Katharine Zappone and Ann Louise Gilligan said that failure to recognise their marriage breached their rights.

The two were married in 2003 in British Columbia, Canada, after that province legalised same-sex marriage.

They live in Ireland and have been a couple for 25 years. They are the first homosexual couple to go to court over the issue after being married abroad.

The couple had argued that failure to recognise their marriage breached their rights under the Irish constitution and the European Convention on Human Rights.

'Right to marry'

"For three years we have been a married couple," said Dr Zappone after the court's ruling.

"We took the case because we believed and we requested that the human right to marry is simply extended to us."

But the High Court in Dublin ruled that the court was being asked to redefine marriage to mean something which it had never done to date.

"I do not think that it is a right which exists for same sex couples either under the Irish constitution or under the European Convention," said Justice Elizabeth Dunne in a 138-page ruling.

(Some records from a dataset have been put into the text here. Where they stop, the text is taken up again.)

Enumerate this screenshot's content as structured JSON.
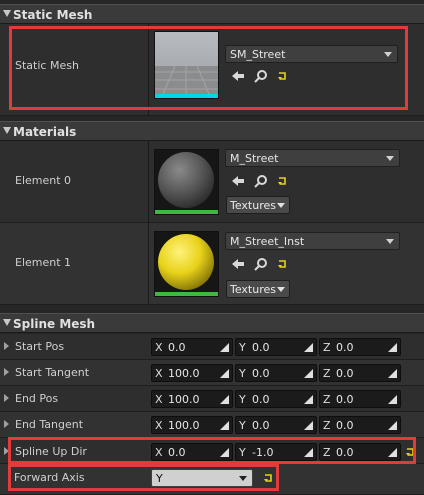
{
  "static_mesh_section": {
    "title": "Static Mesh",
    "property_label": "Static Mesh",
    "asset_value": "SM_Street"
  },
  "materials_section": {
    "title": "Materials",
    "elements": [
      {
        "label": "Element 0",
        "asset_value": "M_Street",
        "textures_label": "Textures"
      },
      {
        "label": "Element 1",
        "asset_value": "M_Street_Inst",
        "textures_label": "Textures"
      }
    ]
  },
  "spline_section": {
    "title": "Spline Mesh",
    "rows": [
      {
        "label": "Start Pos",
        "x": "0.0",
        "y": "0.0",
        "z": "0.0"
      },
      {
        "label": "Start Tangent",
        "x": "100.0",
        "y": "0.0",
        "z": "0.0"
      },
      {
        "label": "End Pos",
        "x": "100.0",
        "y": "0.0",
        "z": "0.0"
      },
      {
        "label": "End Tangent",
        "x": "100.0",
        "y": "0.0",
        "z": "0.0"
      },
      {
        "label": "Spline Up Dir",
        "x": "0.0",
        "y": "-1.0",
        "z": "0.0"
      }
    ],
    "axis_labels": {
      "x": "X",
      "y": "Y",
      "z": "Z"
    },
    "forward_axis": {
      "label": "Forward Axis",
      "value": "Y"
    }
  },
  "colors": {
    "highlight_red": "#e23b3b",
    "mesh_thumb_underline": "#00d8e8",
    "material_thumb_underline": "#3fb83f",
    "material_0_sphere": "#555555",
    "material_1_sphere": "#e8d21a",
    "reset_arrow": "#e8d21a"
  }
}
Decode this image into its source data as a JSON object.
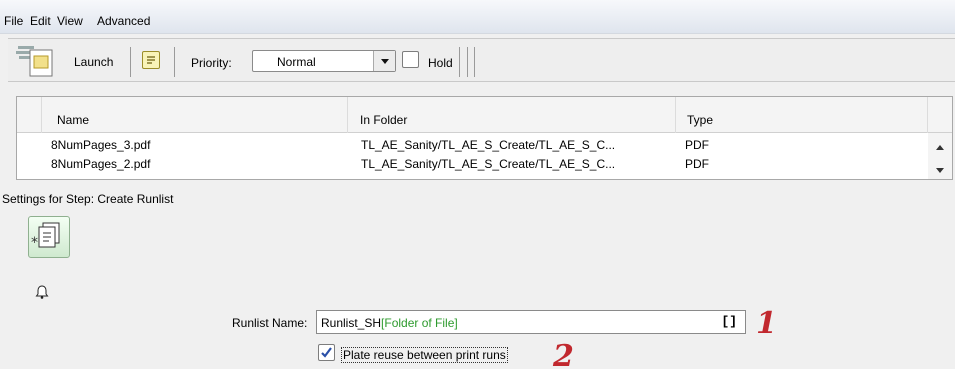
{
  "menubar": {
    "items": [
      "File",
      "Edit",
      "View",
      "Advanced"
    ]
  },
  "toolbar": {
    "launch_label": "Launch",
    "priority_label": "Priority:",
    "priority_value": "Normal",
    "hold_label": "Hold"
  },
  "table": {
    "columns": [
      "Name",
      "In Folder",
      "Type"
    ],
    "rows": [
      {
        "name": "8NumPages_3.pdf",
        "folder": "TL_AE_Sanity/TL_AE_S_Create/TL_AE_S_C...",
        "type": "PDF"
      },
      {
        "name": "8NumPages_2.pdf",
        "folder": "TL_AE_Sanity/TL_AE_S_Create/TL_AE_S_C...",
        "type": "PDF"
      }
    ]
  },
  "settings": {
    "header": "Settings for Step: Create Runlist",
    "runlist_label": "Runlist Name:",
    "runlist_prefix": "Runlist_SH",
    "runlist_token": "[Folder of File]",
    "bracket_button": "[]",
    "plate_reuse_label": "Plate reuse between print runs",
    "plate_reuse_checked": true
  },
  "annotations": {
    "marker1": "1",
    "marker2": "2"
  },
  "colors": {
    "token_green": "#2d9a2d",
    "marker_red": "#c1282e",
    "menubar_top": "#f7f8fb"
  }
}
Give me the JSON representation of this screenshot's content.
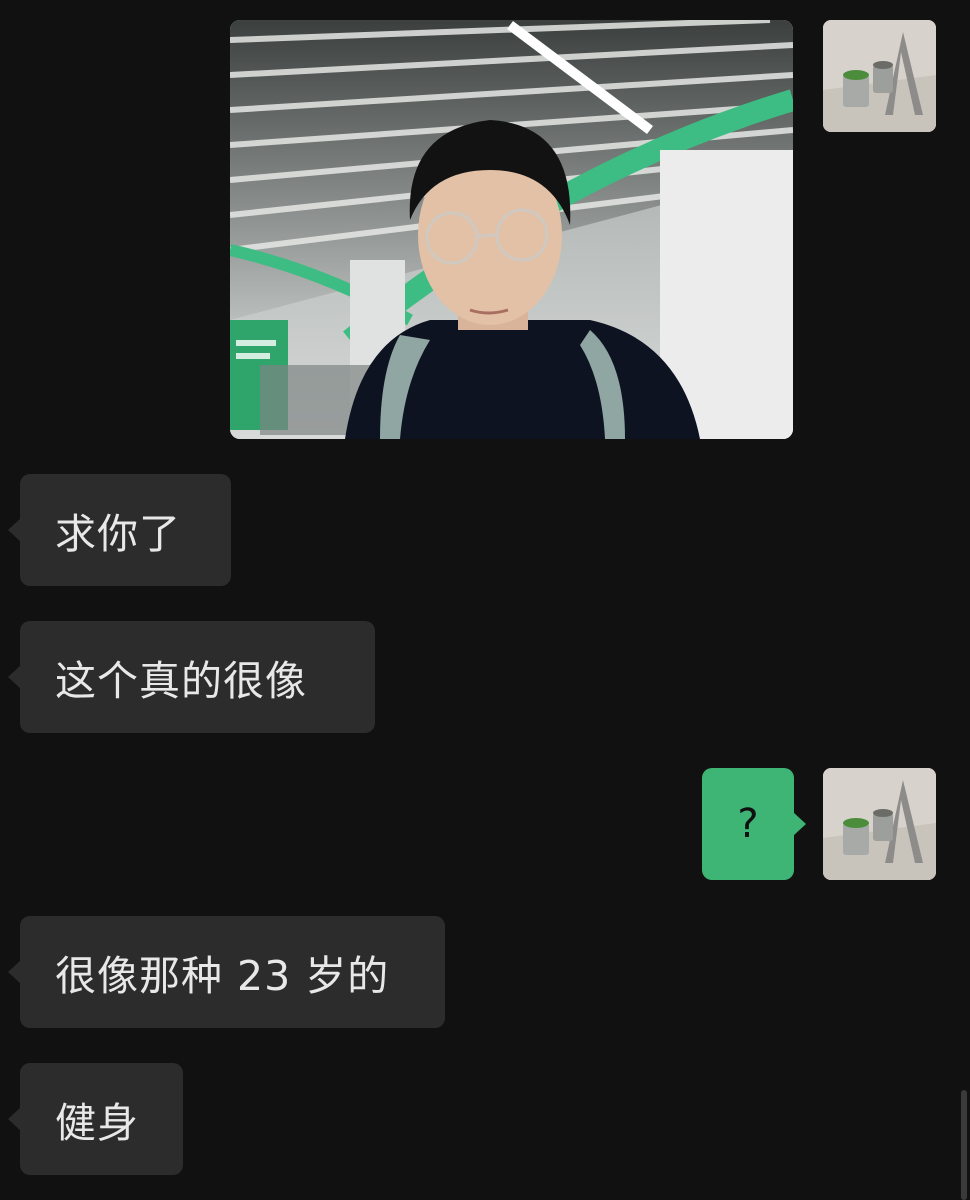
{
  "conversation": {
    "messages": [
      {
        "sender": "self",
        "kind": "image",
        "description_label": "photo"
      },
      {
        "sender": "other",
        "kind": "text",
        "text": "求你了"
      },
      {
        "sender": "other",
        "kind": "text",
        "text": "这个真的很像"
      },
      {
        "sender": "self",
        "kind": "text",
        "text": "?"
      },
      {
        "sender": "other",
        "kind": "text",
        "text": "很像那种 23 岁的"
      },
      {
        "sender": "other",
        "kind": "text",
        "text": "健身"
      }
    ]
  },
  "colors": {
    "background": "#111111",
    "incoming_bubble": "#2c2c2c",
    "outgoing_bubble": "#3eb575",
    "incoming_text": "#e8e8e8",
    "outgoing_text": "#101010"
  },
  "icons": {
    "self_avatar": "avatar-photo-paint-cans",
    "scrollbar": "scroll-thumb"
  }
}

The couple took legal action in 2004 after Irish Revenue Commissioners refused to allow them the same tax allowances as mixed-sex couples in Ireland.

Dr Gilligan is an academic and Dr Zappone is a public policy consultant.

Justice Dunne said the rights of cohabitating couples, whether same- or mixed-sex, were being reviewed in Ireland.

Homosexuality was illegal in predominantly Roman Catholic Ireland until 1993.